Here’s the final standalone part of our trip down GT1 merry lane with a selection of cars that we missed – with thanks to the DSC readers that pointed out the various omissions, a particular thanks to Twitter user @Maxellero48
So here is a final (for now at least!) selection of cars from the GT1 eras.
Tomorrow will see all six parts of the tale integrated into a single listing.
We hope you’ve enjoyed the series.
The little mid-engined Darrian (pictured top) had seen success in the British GT Championship winning the GT3 class in 1996 (and the overall title).
The rules were changed for the following season and the Swansea Institute Team Darrian (SITD) outfit opted to take a turbo-engined car into GT1.
There it was comprehensively outgunned by the established players, a gamble on success through relative reliability not paying off as the big guns prevailed.
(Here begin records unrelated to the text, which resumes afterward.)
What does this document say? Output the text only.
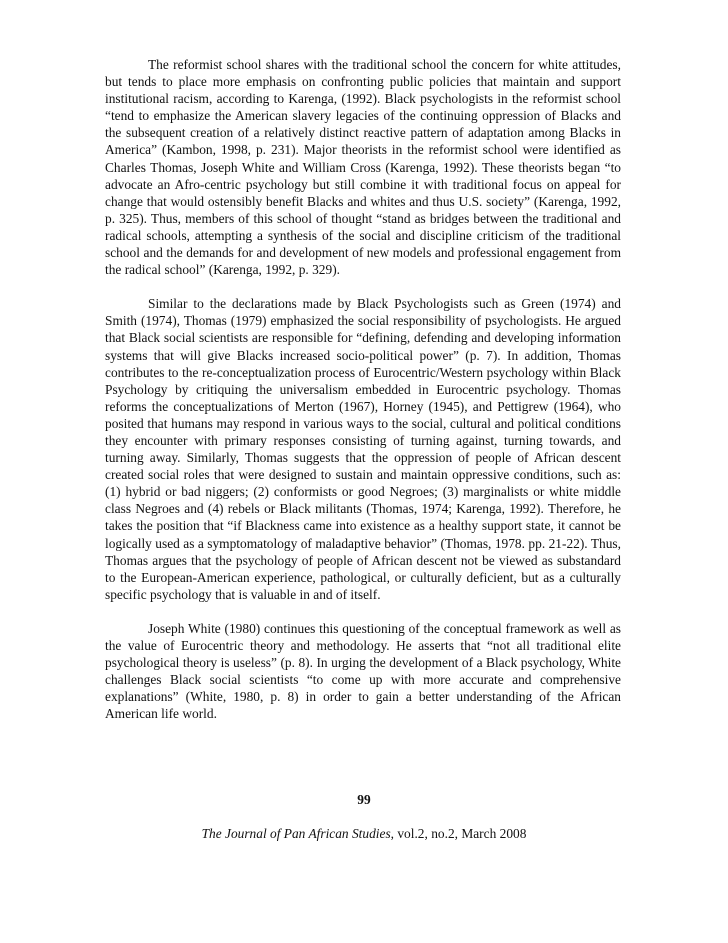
The reformist school shares with the traditional school the concern for white attitudes, but tends to place more emphasis on confronting public policies that maintain and support institutional racism, according to Karenga, (1992). Black psychologists in the reformist school “tend to emphasize the American slavery legacies of the continuing oppression of Blacks and the subsequent creation of a relatively distinct reactive pattern of adaptation among Blacks in America” (Kambon, 1998, p. 231). Major theorists in the reformist school were identified as Charles Thomas, Joseph White and William Cross (Karenga, 1992). These theorists began “to advocate an Afro-centric psychology but still combine it with traditional focus on appeal for change that would ostensibly benefit Blacks and whites and thus U.S. society” (Karenga, 1992, p. 325). Thus, members of this school of thought “stand as bridges between the traditional and radical schools, attempting a synthesis of the social and discipline criticism of the traditional school and the demands for and development of new models and professional engagement from the radical school” (Karenga, 1992, p. 329).

Similar to the declarations made by Black Psychologists such as Green (1974) and Smith (1974), Thomas (1979) emphasized the social responsibility of psychologists. He argued that Black social scientists are responsible for “defining, defending and developing information systems that will give Blacks increased socio-political power” (p. 7). In addition, Thomas contributes to the re-conceptualization process of Eurocentric/Western psychology within Black Psychology by critiquing the universalism embedded in Eurocentric psychology. Thomas reforms the conceptualizations of Merton (1967), Horney (1945), and Pettigrew (1964), who posited that humans may respond in various ways to the social, cultural and political conditions they encounter with primary responses consisting of turning against, turning towards, and turning away. Similarly, Thomas suggests that the oppression of people of African descent created social roles that were designed to sustain and maintain oppressive conditions, such as: (1) hybrid or bad niggers; (2) conformists or good Negroes; (3) marginalists or white middle class Negroes and (4) rebels or Black militants (Thomas, 1974; Karenga, 1992). Therefore, he takes the position that “if Blackness came into existence as a healthy support state, it cannot be logically used as a symptomatology of maladaptive behavior” (Thomas, 1978. pp. 21-22). Thus, Thomas argues that the psychology of people of African descent not be viewed as substandard to the European-American experience, pathological, or culturally deficient, but as a culturally specific psychology that is valuable in and of itself.

Joseph White (1980) continues this questioning of the conceptual framework as well as the value of Eurocentric theory and methodology. He asserts that “not all traditional elite psychological theory is useless” (p. 8). In urging the development of a Black psychology, White challenges Black social scientists “to come up with more accurate and comprehensive explanations” (White, 1980, p. 8) in order to gain a better understanding of the African American life world.

99
The Journal of Pan African Studies, vol.2, no.2, March 2008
The little Darrian is still produced and campaigned today with success in club rallying and sprints.
Ford Escort Cosworth
The early days of the British GT Championship saw a couple of upgraded Ford Escort Cosworth entrants contesting the top class. Charlie Cox took the Class A (effectively GT1) class win in the opening season of the BRDC Championship in 1993.
Mike Quaife entered a car featuring his company’s transmission, the cars four-wheel drive transmission format left intact.
The 2007 Koenigsegg CCGT promised much but was removed from a potential racing career by a change in the GT1 regulations. You can read all about the car HERE
Lamborghini Diablo GT/ GTR-S
A handful of Reiter Engineering prepared cars in mildly differing specifications were raced in FIA GT Championship competition from 2000-02.
Lamborghini Diablo Jota P.01
A JGTC regular, race in the GT1 class of the Suzuka 1000 km in 1996.
Mega Monte Carlo GT1
Effective a restyled and re-engineered version of the MiG M100, the Mega concern bought the rights to the project, re-engined the car with Mercedes V12 engines and presented a racing version – dubbed the GT1 – in 1997.
Thereafter the project struggled, the GT1 never raced.
Whilst very few original period-built Porsche 935s survived in contemporary GT racing into the GT1 era some later but ‘replica’ cars did.
Most notably the Blue Coral cars of the early years of the BRDC GT Challenge (that evolved into the current British GT Championship, the pair compose of one ‘period’ Kremer built K3 from c.1980 and a replica built rather later.
Richard Chamberlain’s car that still graces national racing in the UK to this day the car competed in a ‘scratch’ GT1 class in the 2004 Bahrain GT Festival alongside a similar recreation, both based on Porsche 930 road cars.
There was one other survivor from the earlier era, an ex DRM sprint 935 that found its way into the Italian GT championship in 1996.
Porsche 911 Turbo S LM
The only factory-built 911 Turbo S LM went to Larbre Competition with Freisinger assisted by Porsche in building up a 964 generation 911 Carrera RS to a similar specification.
The Larbre car would win BPR races in 1994, the Freisinger car scoring a brace of second-place finishes at Paul Ricard and Suzuka.
Other teams would also convert base cars to Turbo S LM spec for 1995 including Konrad and Obermaier.
Porsche 996 GT
Red Bull-backed RWS Motorsport threw the dice in 2002 in the FIA GT Championship fielding an upgraded Porsche 996 GT3 RS in the top GT class.
The car was dubbed the 996 GT with an aero upgrade but was seriously outgunned using the same engine as its N-GT(GT2) class cousins.
Porsche Carrera GTR
Comprehensively rebuilt from a roadgoing Carrera GT by GPR Racing in Belgium who were looking towards FIA GT, Belcar and FFSA GT the car was equipped with a Motec engine management system; Stack instruments; Moton suspension; custom made wishbones and track rods; AP Racing braking system with steel discs; pedal box; air jacks; special heavy-duty clutch; regulation fixed rear wing; Thiebaut roll cage; BBS custom made racing wheels; automatic fire extinguishing system; and a competition fuel system.
Porsche refused permission for it to race.